La cloche sonnant le lever nous annonça du même coup qu’une journée de répit nous était laissée. L’aumônier vint nous donner la communion et repartit aussitôt. À la promenade du matin, au moment d’entrer dans la cage qui nous était indiquée, je demandai à l’officier de garde si miss Cavell pouvait partager notre promenade. Il hésita un instant et nous répondit : « Elle est à la Kommandantur. » Son hésitation me fut une révélation : je compris que notre héroïque et malheureuse compagne avait été fusillée.

La journée se passa dans l’attente. L’aumônier ne revint pas. Dans la soirée, on me remit une valise de linge apportée par ma sœur ; elle ne fut point autorisée à me voir, mais le soir, elle me fit dire par un gardien belge toute son intime union avec moi en cette crise douloureuse. Elle avait eu soin de faire ajouter : « Courage, confiance ! » C’était la première lueur d’espoir.
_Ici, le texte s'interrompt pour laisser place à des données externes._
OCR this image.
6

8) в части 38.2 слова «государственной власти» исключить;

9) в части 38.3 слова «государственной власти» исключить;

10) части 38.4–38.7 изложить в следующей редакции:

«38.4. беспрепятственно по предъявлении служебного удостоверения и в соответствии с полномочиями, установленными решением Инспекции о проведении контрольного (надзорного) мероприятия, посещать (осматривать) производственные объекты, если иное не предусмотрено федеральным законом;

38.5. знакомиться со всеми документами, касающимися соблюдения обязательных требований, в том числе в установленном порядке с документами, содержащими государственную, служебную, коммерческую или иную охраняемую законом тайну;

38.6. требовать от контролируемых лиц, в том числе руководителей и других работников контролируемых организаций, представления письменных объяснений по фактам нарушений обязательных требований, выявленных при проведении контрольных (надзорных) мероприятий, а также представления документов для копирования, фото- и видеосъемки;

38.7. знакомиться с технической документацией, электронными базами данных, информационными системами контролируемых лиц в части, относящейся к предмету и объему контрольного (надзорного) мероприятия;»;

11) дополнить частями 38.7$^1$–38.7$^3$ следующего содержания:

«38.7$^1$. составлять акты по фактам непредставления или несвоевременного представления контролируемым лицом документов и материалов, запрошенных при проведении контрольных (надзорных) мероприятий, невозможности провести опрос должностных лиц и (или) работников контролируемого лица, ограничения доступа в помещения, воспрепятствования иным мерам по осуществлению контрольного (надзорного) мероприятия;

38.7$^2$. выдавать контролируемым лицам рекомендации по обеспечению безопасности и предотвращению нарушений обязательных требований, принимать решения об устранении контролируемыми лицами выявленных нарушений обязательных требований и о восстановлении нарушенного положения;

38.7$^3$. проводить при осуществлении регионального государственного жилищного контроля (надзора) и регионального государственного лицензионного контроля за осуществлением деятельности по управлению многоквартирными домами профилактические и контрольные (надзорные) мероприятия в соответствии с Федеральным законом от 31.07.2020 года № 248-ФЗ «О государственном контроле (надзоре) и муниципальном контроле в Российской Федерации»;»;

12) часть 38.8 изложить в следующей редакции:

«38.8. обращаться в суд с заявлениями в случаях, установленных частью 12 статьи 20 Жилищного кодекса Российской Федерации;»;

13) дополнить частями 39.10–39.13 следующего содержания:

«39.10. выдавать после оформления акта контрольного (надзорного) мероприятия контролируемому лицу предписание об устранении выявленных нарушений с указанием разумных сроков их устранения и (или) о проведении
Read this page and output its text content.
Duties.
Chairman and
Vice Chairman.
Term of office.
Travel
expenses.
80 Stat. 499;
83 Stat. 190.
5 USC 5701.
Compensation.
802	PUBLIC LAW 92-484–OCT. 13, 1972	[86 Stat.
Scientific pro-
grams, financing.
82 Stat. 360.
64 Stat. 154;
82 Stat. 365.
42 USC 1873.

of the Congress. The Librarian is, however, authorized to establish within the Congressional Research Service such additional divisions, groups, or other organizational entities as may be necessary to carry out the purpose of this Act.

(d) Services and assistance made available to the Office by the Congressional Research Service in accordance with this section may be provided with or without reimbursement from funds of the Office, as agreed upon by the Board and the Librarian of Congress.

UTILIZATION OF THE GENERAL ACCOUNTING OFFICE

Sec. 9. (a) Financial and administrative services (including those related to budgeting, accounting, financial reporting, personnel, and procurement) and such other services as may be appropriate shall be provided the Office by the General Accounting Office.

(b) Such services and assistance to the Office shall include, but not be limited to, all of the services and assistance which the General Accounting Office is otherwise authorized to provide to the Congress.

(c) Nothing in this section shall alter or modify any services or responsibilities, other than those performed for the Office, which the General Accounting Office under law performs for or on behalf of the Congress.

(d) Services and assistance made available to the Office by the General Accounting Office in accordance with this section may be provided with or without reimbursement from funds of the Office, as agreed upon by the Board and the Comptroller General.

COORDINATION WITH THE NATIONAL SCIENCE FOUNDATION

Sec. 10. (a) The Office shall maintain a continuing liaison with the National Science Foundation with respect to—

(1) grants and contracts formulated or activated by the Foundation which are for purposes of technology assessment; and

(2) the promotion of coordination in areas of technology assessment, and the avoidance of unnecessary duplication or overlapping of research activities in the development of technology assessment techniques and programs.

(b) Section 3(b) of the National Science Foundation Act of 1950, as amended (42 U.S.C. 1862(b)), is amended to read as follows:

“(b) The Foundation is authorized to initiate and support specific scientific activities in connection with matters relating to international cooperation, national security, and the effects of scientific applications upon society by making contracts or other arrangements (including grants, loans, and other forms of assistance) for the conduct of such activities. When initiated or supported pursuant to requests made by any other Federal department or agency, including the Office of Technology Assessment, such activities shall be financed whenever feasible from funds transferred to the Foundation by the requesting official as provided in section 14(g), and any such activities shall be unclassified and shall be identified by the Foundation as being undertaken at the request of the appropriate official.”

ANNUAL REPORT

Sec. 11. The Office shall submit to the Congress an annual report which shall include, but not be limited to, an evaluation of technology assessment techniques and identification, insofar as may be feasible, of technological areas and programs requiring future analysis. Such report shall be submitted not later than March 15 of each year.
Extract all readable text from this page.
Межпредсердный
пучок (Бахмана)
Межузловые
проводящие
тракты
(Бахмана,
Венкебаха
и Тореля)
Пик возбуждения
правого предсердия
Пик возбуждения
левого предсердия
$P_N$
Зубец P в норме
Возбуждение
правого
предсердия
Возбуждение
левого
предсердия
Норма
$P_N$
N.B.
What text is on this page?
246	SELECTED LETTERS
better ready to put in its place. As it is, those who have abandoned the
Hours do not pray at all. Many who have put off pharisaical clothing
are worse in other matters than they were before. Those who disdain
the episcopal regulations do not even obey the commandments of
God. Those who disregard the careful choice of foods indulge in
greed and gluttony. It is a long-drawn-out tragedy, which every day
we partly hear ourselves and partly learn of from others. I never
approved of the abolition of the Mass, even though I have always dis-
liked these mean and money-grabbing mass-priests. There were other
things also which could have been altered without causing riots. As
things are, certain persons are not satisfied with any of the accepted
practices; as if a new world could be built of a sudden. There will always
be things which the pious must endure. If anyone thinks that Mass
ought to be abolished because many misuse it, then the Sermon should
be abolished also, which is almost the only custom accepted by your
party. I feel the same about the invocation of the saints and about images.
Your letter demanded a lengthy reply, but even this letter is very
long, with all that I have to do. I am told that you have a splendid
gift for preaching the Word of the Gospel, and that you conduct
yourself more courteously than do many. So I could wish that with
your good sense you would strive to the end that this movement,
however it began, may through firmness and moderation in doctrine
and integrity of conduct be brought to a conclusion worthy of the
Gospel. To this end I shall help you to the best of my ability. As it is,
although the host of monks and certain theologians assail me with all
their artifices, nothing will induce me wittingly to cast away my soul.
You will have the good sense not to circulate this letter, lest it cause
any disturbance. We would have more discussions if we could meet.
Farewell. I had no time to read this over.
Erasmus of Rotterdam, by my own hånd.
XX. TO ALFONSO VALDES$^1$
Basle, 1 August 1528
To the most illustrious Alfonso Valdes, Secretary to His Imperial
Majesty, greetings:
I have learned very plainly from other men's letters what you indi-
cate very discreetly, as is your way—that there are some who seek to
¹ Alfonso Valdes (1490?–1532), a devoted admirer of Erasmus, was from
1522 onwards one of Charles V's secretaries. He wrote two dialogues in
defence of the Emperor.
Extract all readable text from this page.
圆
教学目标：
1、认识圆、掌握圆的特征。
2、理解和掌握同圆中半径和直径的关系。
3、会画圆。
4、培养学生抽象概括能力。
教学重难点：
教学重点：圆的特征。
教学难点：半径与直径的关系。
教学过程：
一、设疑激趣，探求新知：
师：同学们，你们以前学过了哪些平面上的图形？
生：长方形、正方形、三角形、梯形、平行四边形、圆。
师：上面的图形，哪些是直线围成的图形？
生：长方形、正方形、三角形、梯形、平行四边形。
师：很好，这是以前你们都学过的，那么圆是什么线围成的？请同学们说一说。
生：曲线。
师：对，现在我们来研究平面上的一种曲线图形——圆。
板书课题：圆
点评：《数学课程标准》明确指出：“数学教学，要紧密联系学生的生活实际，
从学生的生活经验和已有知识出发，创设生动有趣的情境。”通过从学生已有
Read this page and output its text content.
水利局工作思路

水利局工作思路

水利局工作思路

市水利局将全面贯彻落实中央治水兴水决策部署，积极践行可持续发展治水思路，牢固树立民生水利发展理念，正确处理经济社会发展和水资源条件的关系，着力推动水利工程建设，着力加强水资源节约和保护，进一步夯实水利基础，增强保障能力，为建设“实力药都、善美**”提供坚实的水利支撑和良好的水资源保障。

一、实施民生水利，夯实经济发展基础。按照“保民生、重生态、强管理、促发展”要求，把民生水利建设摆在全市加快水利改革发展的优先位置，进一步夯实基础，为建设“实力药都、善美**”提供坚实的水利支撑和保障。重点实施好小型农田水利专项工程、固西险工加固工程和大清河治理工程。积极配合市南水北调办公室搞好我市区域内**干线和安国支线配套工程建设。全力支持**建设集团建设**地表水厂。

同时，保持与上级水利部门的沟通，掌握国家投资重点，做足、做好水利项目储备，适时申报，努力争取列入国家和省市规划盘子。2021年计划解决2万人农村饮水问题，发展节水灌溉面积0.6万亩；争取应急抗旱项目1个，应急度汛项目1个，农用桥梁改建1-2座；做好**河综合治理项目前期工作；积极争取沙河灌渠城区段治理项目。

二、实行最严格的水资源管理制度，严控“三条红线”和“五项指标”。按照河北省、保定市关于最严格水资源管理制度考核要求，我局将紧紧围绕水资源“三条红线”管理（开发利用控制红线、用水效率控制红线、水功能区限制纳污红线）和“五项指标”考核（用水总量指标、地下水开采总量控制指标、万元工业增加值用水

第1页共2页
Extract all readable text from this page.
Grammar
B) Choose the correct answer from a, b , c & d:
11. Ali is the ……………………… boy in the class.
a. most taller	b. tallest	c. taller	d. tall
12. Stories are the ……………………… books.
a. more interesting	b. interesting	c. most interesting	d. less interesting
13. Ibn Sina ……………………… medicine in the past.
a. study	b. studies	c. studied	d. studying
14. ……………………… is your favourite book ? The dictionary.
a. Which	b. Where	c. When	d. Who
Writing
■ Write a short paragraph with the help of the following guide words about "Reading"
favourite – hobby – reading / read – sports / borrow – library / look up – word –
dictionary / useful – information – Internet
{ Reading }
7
Le lendemain 13, l’aumônier vint nous apporter la communion, et, comme nous nous informions de miss Cavell, il nous confirma qu’elle avait été fusillée le 12 au matin. Nous insistions pour avoir quelques détails ; mais il nous répondit seulement qu’elle était morte avec un grand courage.

Nous attendions toujours… Le 15, rappelant à l’aumônier notre désir d’être prévenues de notre exécution la veille : « Oui, me répondit-il, dès que je saurai quelque chose, je vous avertirai. » Rien n’était donc encore décidé. La mort restait suspendue sur nos têtes…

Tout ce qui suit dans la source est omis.